Limpeza urbana no combate à pandemia

O setor de resíduos sólidos colabora significativamente com o país neste momento de epidemia da covid-19.

Além de manter centenas de milhares de empregos, a continuidade da prestação de serviço mostra-se fundamental para a saúde pública.

Trata-se de prevenção, de evitar que os problemas que a população vive se agravem ainda mais.

Nossa expectativa é que sociedade conheça a estrutura de funcionamento do setor de limpeza urbana e gerenciamento de resíduos sólidos e reconheça cada vez mais a importância destes serviços tão essenciais.

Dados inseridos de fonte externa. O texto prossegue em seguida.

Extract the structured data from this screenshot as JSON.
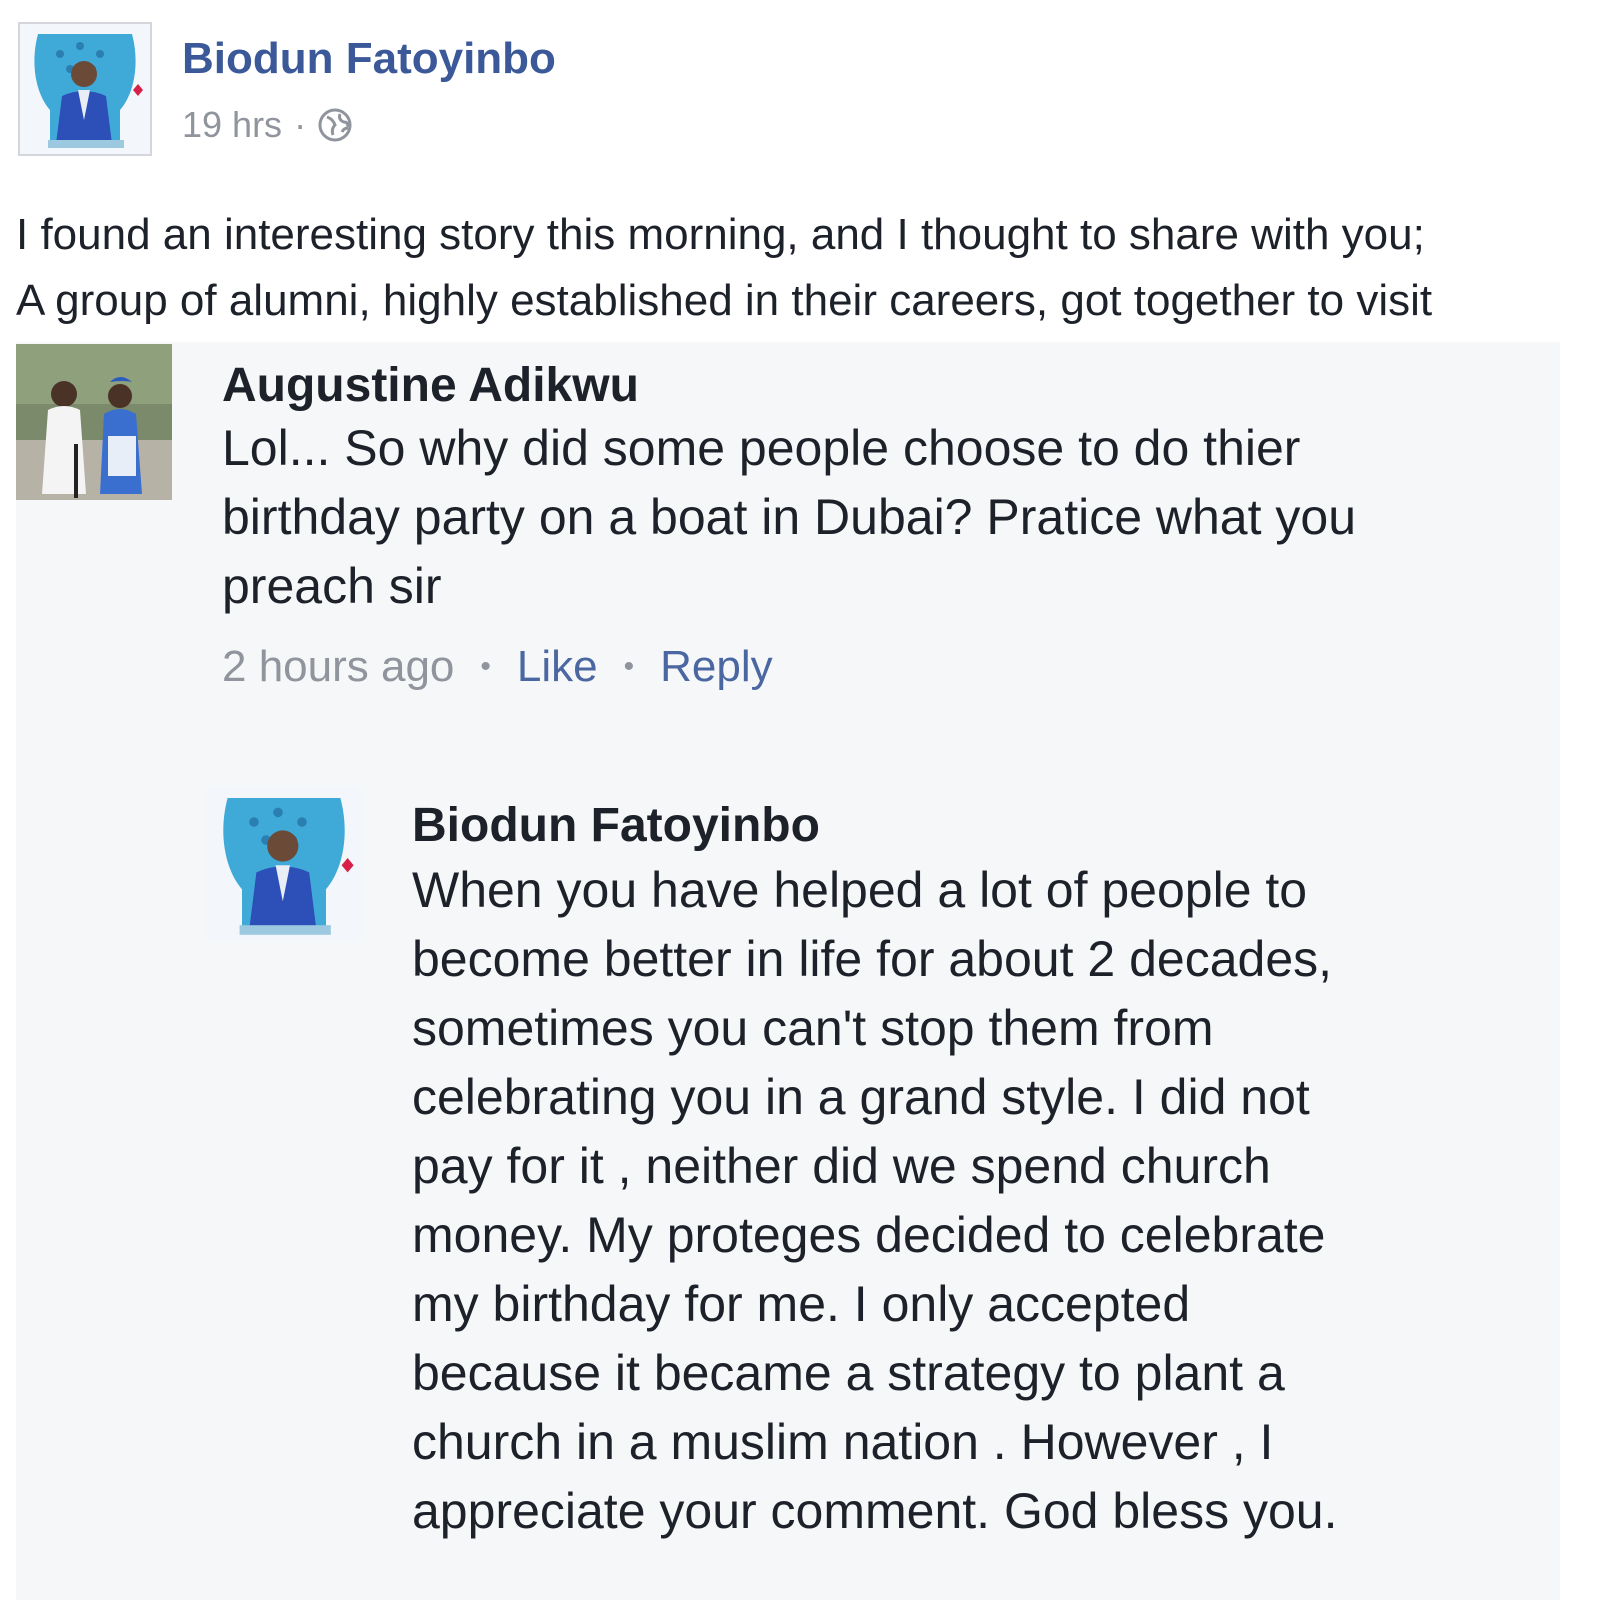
{
  "post": {
    "author": "Biodun Fatoyinbo",
    "time": "19 hrs",
    "separator": "·",
    "privacy_icon": "globe-icon",
    "body_lines": [
      "I found an interesting story this morning, and I thought to share with you;",
      "A group of alumni, highly established in their careers, got together to visit"
    ]
  },
  "comments": [
    {
      "author": "Augustine Adikwu",
      "text_lines": [
        "Lol... So why did some people choose to do thier",
        "birthday party on a boat in Dubai? Pratice what you",
        "preach sir"
      ],
      "time": "2 hours ago",
      "like_label": "Like",
      "reply_label": "Reply",
      "separator": "•"
    },
    {
      "author": "Biodun Fatoyinbo",
      "text_lines": [
        "When you have helped a lot of people to",
        "become better in life for about 2 decades,",
        "sometimes you can't stop them from",
        "celebrating you in a grand style.  I did not",
        "pay for it ,  neither did we spend church",
        "money. My proteges decided to celebrate",
        "my birthday for  me.  I only accepted",
        "because it became a strategy to plant a",
        "church in a muslim nation  .  However ,  I",
        "appreciate your comment.  God bless you."
      ]
    }
  ],
  "colors": {
    "link_blue": "#3b5998",
    "action_blue": "#4b67a1",
    "meta_gray": "#90949c",
    "text": "#1d2129",
    "comment_bg": "#f6f7f9"
  }
}
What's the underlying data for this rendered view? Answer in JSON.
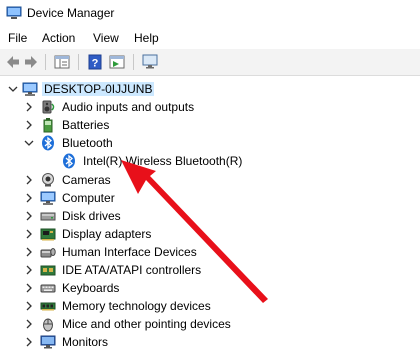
{
  "window": {
    "title": "Device Manager"
  },
  "menu": [
    "File",
    "Action",
    "View",
    "Help"
  ],
  "tree": {
    "root": "DESKTOP-0IJJUNB",
    "categories": [
      {
        "label": "Audio inputs and outputs",
        "icon": "speaker-icon",
        "expanded": false
      },
      {
        "label": "Batteries",
        "icon": "battery-icon",
        "expanded": false
      },
      {
        "label": "Bluetooth",
        "icon": "bluetooth-icon",
        "expanded": true,
        "children": [
          {
            "label": "Intel(R) Wireless Bluetooth(R)",
            "icon": "bluetooth-icon"
          }
        ]
      },
      {
        "label": "Cameras",
        "icon": "camera-icon",
        "expanded": false
      },
      {
        "label": "Computer",
        "icon": "computer-icon",
        "expanded": false
      },
      {
        "label": "Disk drives",
        "icon": "disk-icon",
        "expanded": false
      },
      {
        "label": "Display adapters",
        "icon": "display-adapter-icon",
        "expanded": false
      },
      {
        "label": "Human Interface Devices",
        "icon": "hid-icon",
        "expanded": false
      },
      {
        "label": "IDE ATA/ATAPI controllers",
        "icon": "ide-icon",
        "expanded": false
      },
      {
        "label": "Keyboards",
        "icon": "keyboard-icon",
        "expanded": false
      },
      {
        "label": "Memory technology devices",
        "icon": "memory-icon",
        "expanded": false
      },
      {
        "label": "Mice and other pointing devices",
        "icon": "mouse-icon",
        "expanded": false
      },
      {
        "label": "Monitors",
        "icon": "monitor-icon",
        "expanded": false
      }
    ]
  },
  "colors": {
    "selection": "#cce8ff",
    "arrow": "#e8101a",
    "bluetooth": "#1e6fd9"
  }
}
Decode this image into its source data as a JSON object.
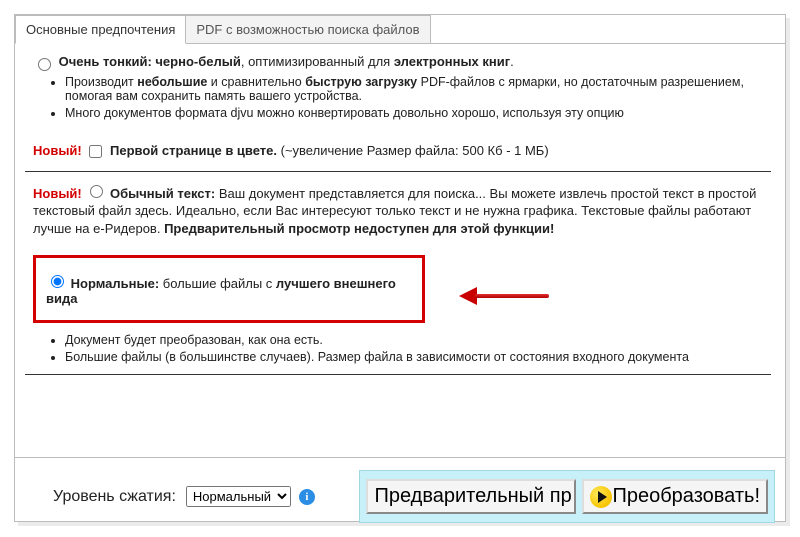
{
  "tabs": {
    "basic": "Основные предпочтения",
    "pdf": "PDF с возможностью поиска файлов"
  },
  "opt_thin": {
    "label_b1": "Очень тонкий: черно-белый",
    "label_plain1": ", оптимизированный для ",
    "label_b2": "электронных книг",
    "tail": ".",
    "bullet1a": "Производит ",
    "bullet1b": "небольшие",
    "bullet1c": " и сравнительно ",
    "bullet1d": "быструю загрузку",
    "bullet1e": " PDF-файлов с ярмарки, но достаточным разрешением, помогая вам сохранить память вашего устройства.",
    "bullet2": "Много документов формата djvu можно конвертировать довольно хорошо, используя эту опцию"
  },
  "new_label": "Новый!",
  "color_first": {
    "label_b": "Первой странице в цвете.",
    "note": " (~увеличение Размер файла: 500 Кб - 1 МБ)"
  },
  "plain_text": {
    "b1": "Обычный текст:",
    "t1": " Ваш документ представляется для поиска... Вы можете извлечь простой текст в простой текстовый файл здесь. Идеально, если Вас интересуют только текст и не нужна графика. Текстовые файлы работают лучше на e-Ридеров. ",
    "b2": "Предварительный просмотр недоступен для этой функции!"
  },
  "normal": {
    "b1": "Нормальные:",
    "t1": " большие файлы с ",
    "b2": "лучшего внешнего вида",
    "bullet1": "Документ будет преобразован, как она есть.",
    "bullet2": "Большие файлы (в большинстве случаев). Размер файла в зависимости от состояния входного документа"
  },
  "bottom": {
    "compression_label": "Уровень сжатия:",
    "compression_value": "Нормальный",
    "preview_btn": "Предварительный пр",
    "convert_btn": "Преобразовать!"
  }
}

Atualmente, as principais preocupações dentro do setor são a saúde dos funcionários, até porque eles precisam continuar trabalhando, a continuidade da prestação de serviço com qualidade.

Todos os cuidados foram tomados para mitigar os problemas deles no dia a dia, com fornecimento de máscaras e álcool em gel para proteção, treinamento e informação sobre higiene, além da desinfecção dos caminhões. Funcionários que compõem grupos de riscos recebem cuidado especial.

Não só para que não se contaminem no trabalho e levem o vírus para casa, mas também para que não tragam a doença de fora para dentro do trabalho.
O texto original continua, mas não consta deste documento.